Specifically, the mixed approach is as follows: first, we learn a unified joint representation from the raw data of text and images. Then, we assume that the representations of text and images are “developed” or “generated” from this joint representation. Clearly, in this architecture, we must learn both the joint representation and the separate representations of the two modes that are derived from the joint representation.

It is worth noting that whether it is from raw data to joint representation or from joint representation to separate representations, these steps can be simple models, typically multilayer neural network models.

It is worth mentioning that in the case of requiring multiple representations, whether it is joint representation or separate representations, the original inputs of text and images, or even the initial representations, do not necessarily have to be learned “end-to-end” from the current data. In fact, using pre-trained word embedding vectors from other datasets as the input for text is a very popular and efficient practice.

Once we have the data representation, the next step naturally involves using these learned representations for the next tasks. Let’s take document classification as an example. After obtaining the joint representation, the next step is to use this new representation as the feature of the entire document and learn a classifier for the classification task. For independent data representations, the typical approach is to learn a classifier for each separate representation. In this way, we have two independent classifiers, one for text information and one for image information.

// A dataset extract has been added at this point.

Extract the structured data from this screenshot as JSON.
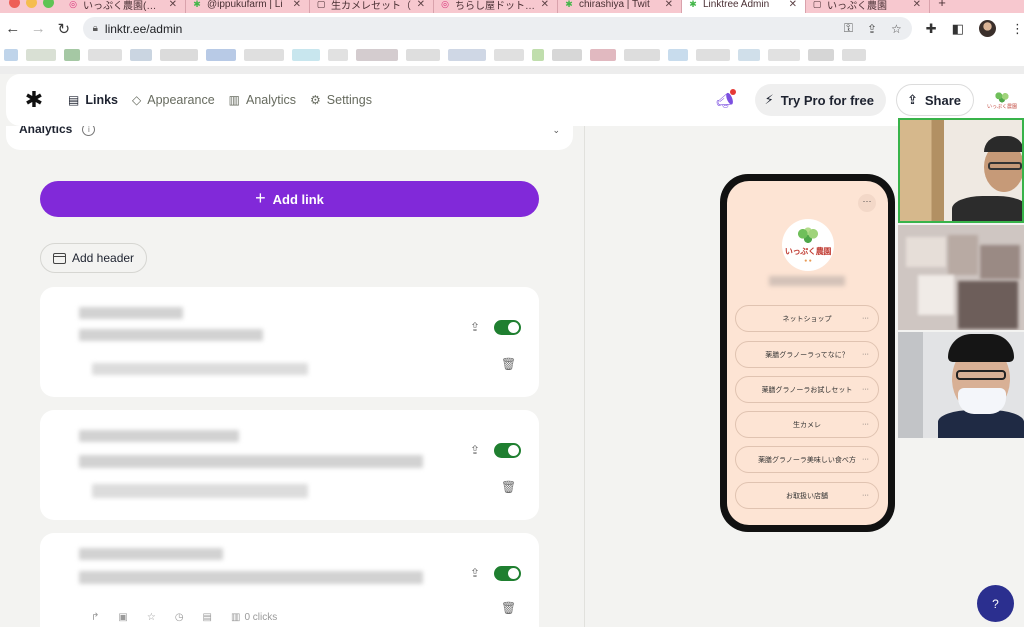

After obtaining these two classifiers, we then learn a third classifier that uses the classification results of the previous two classifiers as the new features. In other words, at this point, the classification results have become the new features for the third classifier. Clearly, this process requires training multiple different classifiers, adding complexity to the entire workflow.

Other Applications of Multimodal Data Modeling #

In addition to the learning representation and classifier construction that I mentioned earlier, there are several other challenging tasks related to multimodal data.

In cases where we have both text and images, we often need to convert or “translate” between these two modes. For example, given an image, how can we generate an accurate textual description of the image? Or, given text, how can we find or even generate an accurate image? Of course, such “translation” is not only limited to text and images but also widely applicable to other data modalities, such as between text and speech, speech and images, and so on.

Building on this translation task, another level of complexity is to “align” text and images, among other types of information. For example, given a set of images, we can generate textual descriptions based on the variations observed in the images.

Another application is Visual Question & Answering, which involves answering questions using both images and text. Obviously, to answer questions effectively, we need to model both the image and textual information simultaneously.

Regardless of whether it is translation or visual question answering, these tasks heavily rely on sequence models, such as RNN or LSTM, which have been extensively used in recent years thanks to the advancements in deep learning.

Summary #

Today I discussed the problem of multimodal data modeling in document understanding. You can see that this is a very hot field, and understanding multimodal data is an important issue in modern data processing.

Let’s review the key points: first, a brief introduction to what multimodal data is. Second, a detailed introduction to some basic ideas of multimodal data modeling, including how to obtain representations of documents, what are joint representations, and what are independent representations. Then, we also talked about how to build different classifiers. Third, a brief mention of other multimodal data modeling tasks and the basic trends in deep learning that these tasks rely on.

Finally, I’ll leave you with a question to think about: does multimodal modeling bring rich features, and classifiers trained with these rich features will always perform better than classifiers trained with a single data source?